Dann, an einem Sonntag, genau 40 Tage nach der Beerdigung, ging sie wieder zum Grab. Sie brachte einen kleinen, einfachen, handgenähten Plüschbären mit. Sie stellte ihn auf das Kreuz und sprach leise:
— Jetzt kannst du ruhig schlafen. Ohne Feuer. Ohne Plastik. Nur Liebe.
Eine Träne lief ihr über die Wange und fiel in die nasse Erde. Der Wind wehte sanft, als wäre es ein Seufzer. Und zum ersten Mal seit vielen Wochen hörte man in dieser schweren Stille etwas: das Lachen eines Mädchens, weit weg, in der Erinnerung. Oder vielleicht nur im Herzen.
Diese Arbeit ist inspiriert von realen Ereignissen und Personen, wurde jedoch zu kreativen Zwecken fiktionalisiert. Namen, Charaktere und Details wurden geändert, um die Privatsphäre zu schützen und die Erzählung zu verbessern. Jede Ähnlichkeit mit lebenden oder verstorbenen Personen oder mit realen Ereignissen ist rein zufällig und nicht beabsichtigt vom Autor.

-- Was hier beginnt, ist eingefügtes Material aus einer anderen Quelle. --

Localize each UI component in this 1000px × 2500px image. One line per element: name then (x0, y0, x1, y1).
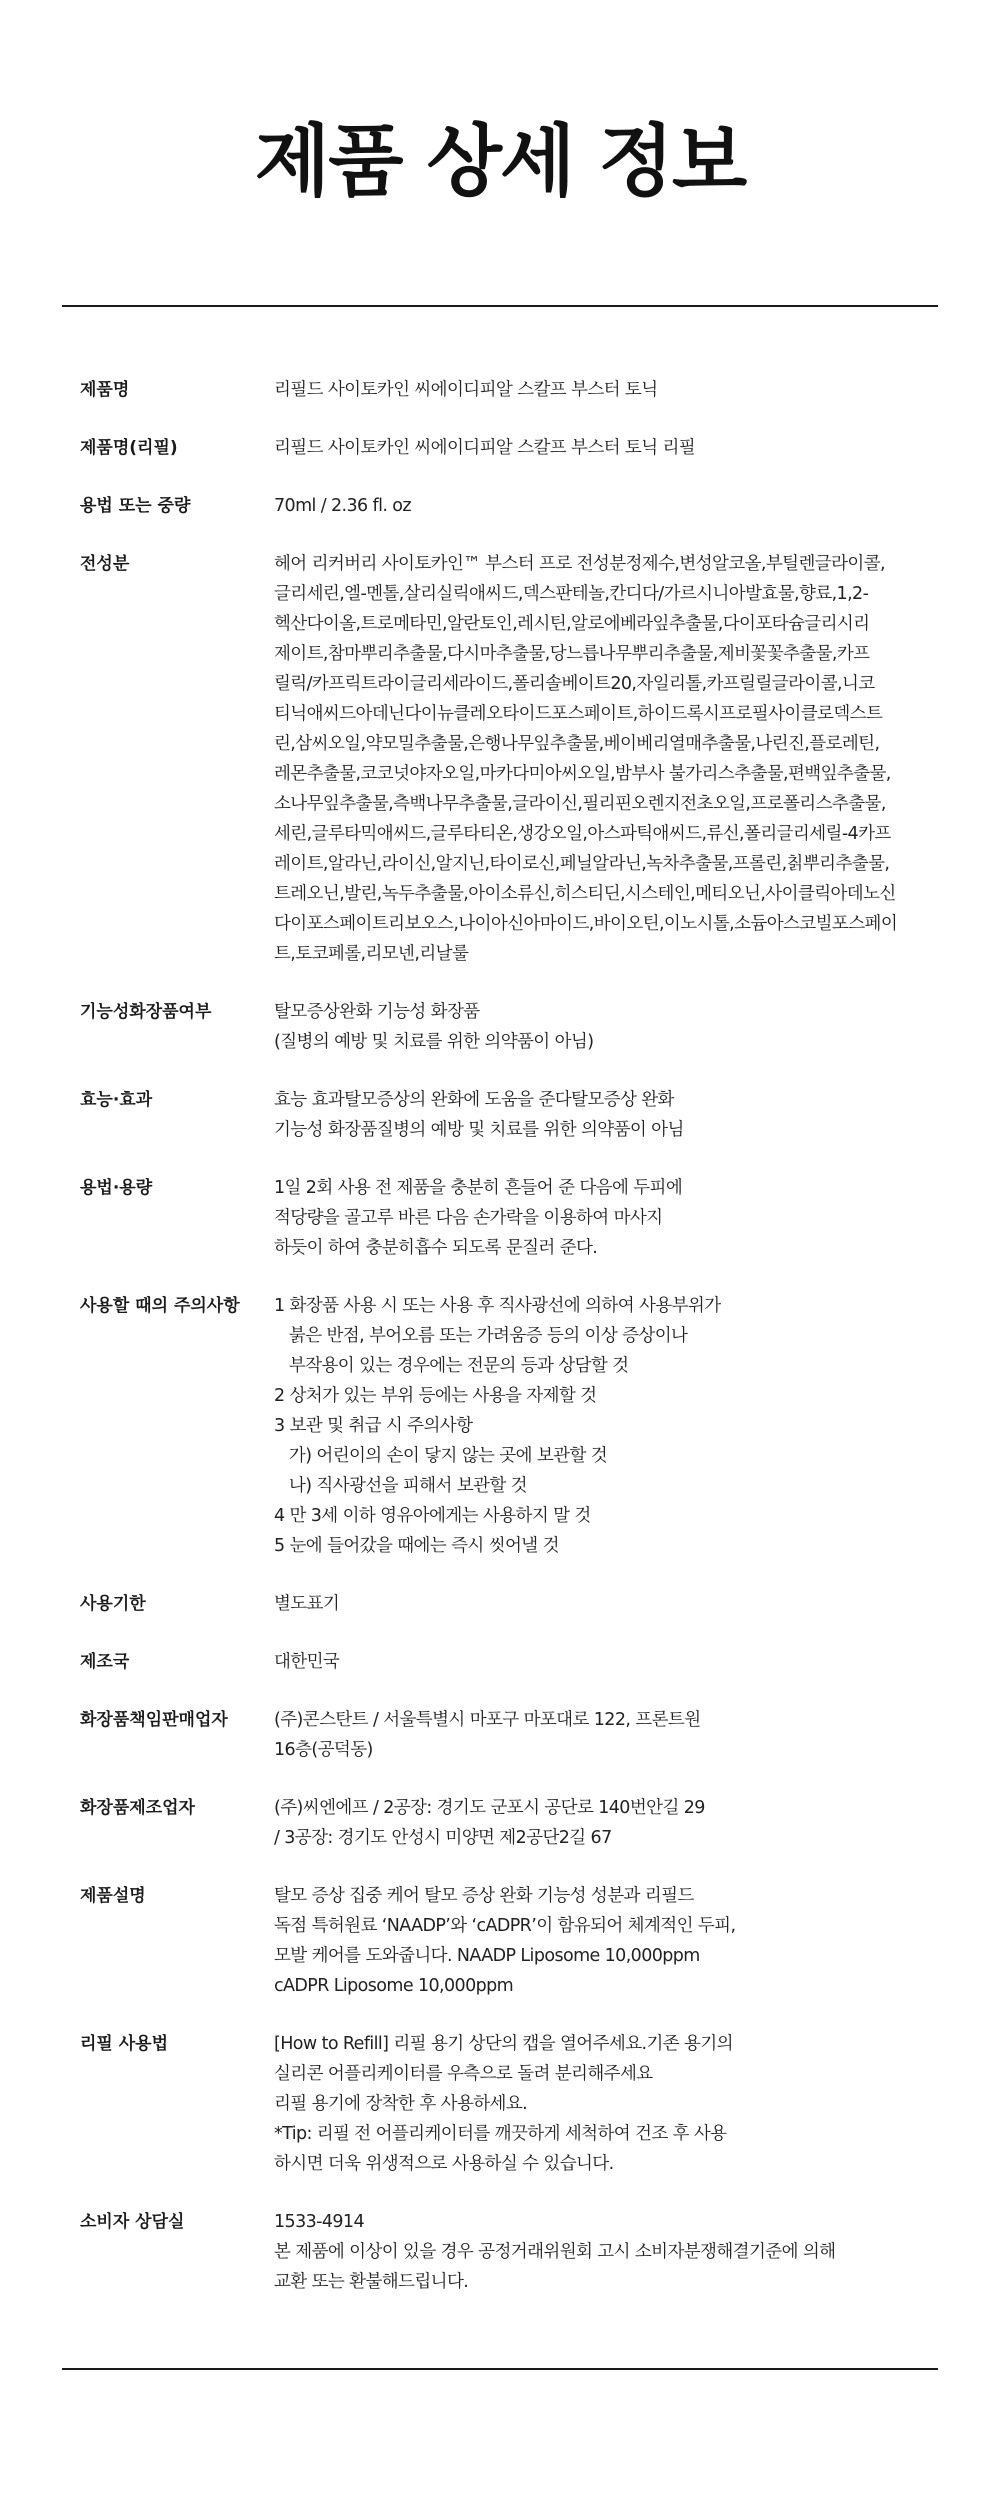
info-value: 1533-4914 본 제품에 이상이 있을 경우 공정거래위원회 고시 소비자분쟁해결기준에 의해 교환 또는 환불해드립니다. (274, 2212, 836, 2292)
bottom-divider (62, 2368, 938, 2370)
info-row (80, 1647, 940, 1677)
info-label: 제조국 (80, 1652, 130, 1672)
info-label: 제품설명 (80, 1886, 146, 1906)
info-row (80, 1173, 940, 1263)
info-value: 헤어 리커버리 사이토카인™ 부스터 프로 전성분정제수,변성알코올,부틸렌글라이콜, 글리세린,엘-멘톨,살리실릭애씨드,덱스판테놀,칸디다/가르시니아발효물,향료,1,2- 헥산다이올,트로메타민,알란토인,레시틴,알로에베라잎추출물,다이포타슘글리시리 제이트,참마뿌리추출물,다시마추출물,당느릅나무뿌리추출물,제비꽃꽃추출물,카프 릴릭/카프릭트라이글리세라이드,폴리솔베이트20,자일리톨,카프릴릴글라이콜,니코 티닉애씨드아데닌다이뉴클레오타이드포스페이트,하이드록시프로필사이클로덱스트 린,삼씨오일,약모밀추출물,은행나무잎추출물,베이베리열매추출물,나린진,플로레틴, 레몬추출물,코코넛야자오일,마카다미아씨오일,밤부사 불가리스추출물,편백잎추출물, 소나무잎추출물,측백나무추출물,글라이신,필리핀오렌지전초오일,프로폴리스추출물, 세린,글루타믹애씨드,글루타티온,생강오일,아스파틱애씨드,류신,폴리글리세릴-4카프 레이트,알라닌,라이신,알지닌,타이로신,페닐알라닌,녹차추출물,프롤린,칡뿌리추출물, 트레오닌,발린,녹두추출물,아이소류신,히스티딘,시스테인,메티오닌,사이클릭아데노신 다이포스페이트리보오스,나이아신아마이드,바이오틴,이노시톨,소듐아스코빌포스페이 트,토코페롤,리모넨,리날룰 (274, 554, 898, 964)
info-row (80, 1705, 940, 1765)
info-value: 1일 2회 사용 전 제품을 충분히 흔들어 준 다음에 두피에 적당량을 골고루 바른 다음 손가락을 이용하여 마사지 하듯이 하여 충분히흡수 되도록 문질러 준다. (274, 1178, 683, 1258)
info-value: (주)씨엔에프 / 2공장: 경기도 군포시 공단로 140번안길 29 / 3공장: 경기도 안성시 미양면 제2공단2길 67 (274, 1798, 705, 1848)
info-label: 제품명(리필) (80, 438, 178, 458)
info-value: 1 화장품 사용 시 또는 사용 후 직사광선에 의하여 사용부위가 붉은 반점, 부어오름 또는 가려움증 등의 이상 증상이나 부작용이 있는 경우에는 전문의 등과 상담할 것 2 상처가 있는 부위 등에는 사용을 자제할 것 3 보관 및 취급 시 주의사항 가) 어린이의 손이 닿지 않는 곳에 보관할 것 나) 직사광선을 피해서 보관할 것 4 만 3세 이하 영유아에게는 사용하지 말 것 5 눈에 들어갔을 때에는 즉시 씻어낼 것 (274, 1296, 721, 1556)
info-row (80, 1793, 940, 1853)
info-label: 사용할 때의 주의사항 (80, 1296, 240, 1316)
info-label: 제품명 (80, 380, 130, 400)
info-label: 화장품책임판매업자 (80, 1710, 228, 1730)
info-row (80, 375, 940, 405)
info-label: 용법 또는 중량 (80, 496, 191, 516)
info-row (80, 1085, 940, 1145)
info-label: 용법·용량 (80, 1178, 153, 1198)
info-value: 탈모증상완화 기능성 화장품 (질병의 예방 및 치료를 위한 의약품이 아님) (274, 1002, 594, 1052)
info-label: 효능·효과 (80, 1090, 153, 1110)
info-row (80, 549, 940, 969)
info-row (80, 997, 940, 1057)
info-row (80, 491, 940, 521)
info-value: 70ml / 2.36 fl. oz (274, 496, 411, 516)
info-label: 사용기한 (80, 1594, 146, 1614)
info-row (80, 2029, 940, 2179)
info-value: [How to Refill] 리필 용기 상단의 캡을 열어주세요.기존 용기의 실리콘 어플리케이터를 우측으로 돌려 분리해주세요 리필 용기에 장착한 후 사용하세요. *Tip: 리필 전 어플리케이터를 깨끗하게 세척하여 건조 후 사용 하시면 더욱 위생적으로 사용하실 수 있습니다. (274, 2034, 733, 2174)
info-label: 기능성화장품여부 (80, 1002, 212, 1022)
info-row (80, 433, 940, 463)
info-value: 효능 효과탈모증상의 완화에 도움을 준다탈모증상 완화 기능성 화장품질병의 예방 및 치료를 위한 의약품이 아님 (274, 1090, 684, 1140)
info-value: 탈모 증상 집중 케어 탈모 증상 완화 기능성 성분과 리필드 독점 특허원료 ‘NAADP’와 ‘cADPR’이 함유되어 체계적인 두피, 모발 케어를 도와줍니다. NAADP Liposome 10,000ppm cADPR Liposome 10,000ppm (274, 1886, 736, 1996)
info-value: 리필드 사이토카인 씨에이디피알 스칼프 부스터 토닉 리필 (274, 438, 696, 458)
info-table (80, 375, 940, 2325)
info-label: 소비자 상담실 (80, 2212, 185, 2232)
info-row (80, 1291, 940, 1561)
info-label: 전성분 (80, 554, 130, 574)
info-row (80, 2207, 940, 2297)
top-divider (62, 305, 938, 307)
info-label: 리필 사용법 (80, 2034, 169, 2054)
info-label: 화장품제조업자 (80, 1798, 195, 1818)
info-value: 별도표기 (274, 1594, 340, 1614)
info-value: 리필드 사이토카인 씨에이디피알 스칼프 부스터 토닉 (274, 380, 658, 400)
page-title: 제품 상세 정보 (254, 117, 746, 207)
info-value: 대한민국 (274, 1652, 340, 1672)
info-row (80, 1589, 940, 1619)
info-row (80, 1881, 940, 2001)
info-value: (주)콘스탄트 / 서울특별시 마포구 마포대로 122, 프론트원 16층(공덕동) (274, 1710, 701, 1760)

Der Autor und der Herausgeber übernehmen keine Verantwortung für die Genauigkeit der Ereignisse oder für die Art und Weise, wie die Charaktere dargestellt werden, und sind nicht verantwortlich für mögliche Fehlinterpretationen. Diese Geschichte wird „wie sie ist“ angeboten, und alle geäußerten Meinungen gehören den Charakteren und spiegeln nicht die Ansichten des Autors oder des Herausgebers wider.